Hello everyone, and welcome to the 12th part of the MfE review! Keeping up the current pace, we’ll finish sometimes next week, which will clash with rehearsals. I wouldn’t necessarily mind that, but if you’d do, please tell me in the comments. I could probably do some extra reviewing on the weekend then. Now let’s move on to Israel, Georgia and Azerbaijan!
Israel: Hovi Star – Made Of Stars
After the adventures with Armenia last time, we move on to a classic Eurovision nation that has preserved a little ethnic stuff in most of their entries. Israel has ensured this homegrown touch for a long time by mandating at least partially Hebrew lyrics, which often caused their songs to be overly aggressive (2014) or extremely emotional (2013/2010), because the language doesn’t really sound too suitable for other things. Ditching it last year seems to have helped their results.
Not only a classic Eurovision nation, a classic genre too apparently. A little bit of soft yet powerful emotional male ballad for you. For my taste, this drags way too much cheese strings, to keep that wonderfully Swiss image. Only after about two minutes this gets going, and it is actually quite beautiful in its overblown emotionality. Basically, it’s an English and male version of Rak Bishvilo to me. Not that the two sound so similar, don’t get me wrong, but it’s a common slow start that goes into a crazily emotional ending. It’s more positive here though.
But what is it with Israel’s Eurovision entries and Tel Aviv? I bet if they’d win they’d even hold it in Jerusalem, but reference Tel Aviv in the song again. And weirdly, we see the guy who is not Hovi finish the graffiti, then applying it, and then taking the form away when Hovi walks across the picture. Someone failed at cutting here or what? The video is incredibly generic for a song called Made Of Stars, but it looks beautiful. And I like the drones, looking like a XCOM Gremlin. There’s not really much to say about this song except that I am wondering if Hovi can pull it off on stage, but I assume he can, so I’ll rate it as the solid average it is, with 5/10.
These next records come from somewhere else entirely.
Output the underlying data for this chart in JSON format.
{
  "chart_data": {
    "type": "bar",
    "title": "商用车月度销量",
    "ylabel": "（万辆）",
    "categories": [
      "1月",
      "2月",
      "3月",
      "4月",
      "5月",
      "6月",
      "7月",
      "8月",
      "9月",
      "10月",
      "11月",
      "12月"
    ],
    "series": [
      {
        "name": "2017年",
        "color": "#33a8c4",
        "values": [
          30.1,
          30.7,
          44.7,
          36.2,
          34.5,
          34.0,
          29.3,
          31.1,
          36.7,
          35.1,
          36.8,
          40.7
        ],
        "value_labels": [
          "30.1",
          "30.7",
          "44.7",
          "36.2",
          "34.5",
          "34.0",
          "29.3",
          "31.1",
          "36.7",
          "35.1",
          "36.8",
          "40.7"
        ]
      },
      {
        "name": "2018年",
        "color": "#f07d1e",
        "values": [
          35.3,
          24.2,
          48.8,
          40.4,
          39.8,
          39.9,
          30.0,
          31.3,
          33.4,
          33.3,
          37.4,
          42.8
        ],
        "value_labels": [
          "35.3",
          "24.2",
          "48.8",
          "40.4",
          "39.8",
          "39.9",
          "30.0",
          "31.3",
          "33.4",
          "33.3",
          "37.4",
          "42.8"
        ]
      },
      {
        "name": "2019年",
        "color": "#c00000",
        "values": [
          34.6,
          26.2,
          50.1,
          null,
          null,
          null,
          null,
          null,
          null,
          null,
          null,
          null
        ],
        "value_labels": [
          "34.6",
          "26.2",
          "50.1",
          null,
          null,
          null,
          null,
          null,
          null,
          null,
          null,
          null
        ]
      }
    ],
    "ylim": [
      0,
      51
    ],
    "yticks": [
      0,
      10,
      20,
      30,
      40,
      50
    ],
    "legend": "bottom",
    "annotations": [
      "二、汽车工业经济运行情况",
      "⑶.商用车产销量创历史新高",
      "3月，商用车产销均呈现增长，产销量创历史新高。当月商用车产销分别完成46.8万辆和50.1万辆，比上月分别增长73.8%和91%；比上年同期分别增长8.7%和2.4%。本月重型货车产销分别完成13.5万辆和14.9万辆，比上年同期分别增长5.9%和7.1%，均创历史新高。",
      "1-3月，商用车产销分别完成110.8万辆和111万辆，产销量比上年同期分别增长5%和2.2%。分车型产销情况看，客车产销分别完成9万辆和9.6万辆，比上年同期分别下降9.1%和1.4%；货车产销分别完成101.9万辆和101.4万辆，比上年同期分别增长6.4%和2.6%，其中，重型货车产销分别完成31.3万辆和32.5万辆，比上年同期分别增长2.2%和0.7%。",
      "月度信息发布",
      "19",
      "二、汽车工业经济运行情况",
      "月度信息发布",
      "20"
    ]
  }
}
Azerbaijan: Samra – Miracle
Azerbaijan is a rare case of a nation that had it’s best days after its debut and has recently been thrown off track (or rather didn’t bother as much anymore after their victory). So, what about Samra? Will she make Azerbaijan the Land Of Eurovision again? As keen on hosting every little event as they are, they surely should have a will to win.
Given that their glory days are over, it kinda makes sense that Azerbaijan turns to the past for this song. Unfortunately, they turned to a time where they didn’t even exist except as a Socialist Soviet Republic. Their song is surprisingly 80’s in the chorus, given that it seems to start out as a pretty average boring pop song. Well, it becomes a beefed up average boring 80’s pop song, so no big difference. It’s becoming pretty obvious now that they seem to have run out of options of Farid Mammadov or Safura level that they were always only good at selling mediocre songs (and buying Maltese televotes).
At least they keep finding good looking singers, cause that’s probably the only thing keeping part of the audience interested during their songs. Just that the target group’s gonna be smaller this year. Also, the skirt Samra is wearing in the video is pretty surely the longest she ever wore during a performance of that song? For a three minute song, this contains awfully few lyrics, and that shows. It feels incredibly long. And I wonder how horrible your date was if it takes a miracle to save you? Well, I’d probably need more than one to save my date if this was playing. Sorry, but this is uninspired, repetitive and feels as if someone got tired of their job halfway through – 2/10.
Georgia: Nika Kocherov and Young Georgian Lolitaz – Midnight Gold
I think it’s interesting how different the approaches of the three Caucasian countries are recently. Armenia and Azerbaijan started out pretty conformist with a little hint of ethno, until the former sat one out and came back more alternative and the latter declined in quality but never changed its approach. Well, Georgia always was the odd one out, which sometimes worked and sometimes didn’t. This year?
Starting out with a good bit of indie rock is a key to my heart, guys. I’m even gonna forgive you for the unnecessary long band name. Especially as they keep going that way. I am really torn about the electronic way this takes in the second half, which makes it feel kind of disconnected and not very coherent. Also it blends all together, I can hardly make out any instruments which gives it a very dirty unfinished sound. Recognizable, and I love it, but probably alienating the average Eurovision viewer on first listen?
This would probably better be called Lyrical Gold. “When I came to your smell on my skin”. From a band called Young Georgian Lolitaz. Should I be scared? It’s at least the first time I’ve seen such a open description of… acts that can lead to children in a Eurovision song. And it just gets better. Stealing your date’s cigarettes? Clever move, Nika… saves you some money.”Ten hours are missing from memory, I vaguely can recall pain and pleasure mixing in one bowl” – heavy hangover or a really weird BDSM practice? My Slowianie was a children’s show compared to this! Well, Eurovision is aired past 9pm after all. No harm done, quite the opposite. With the electro part I can’t give this what Georgia deserves for it, but it remains a strong 8/10!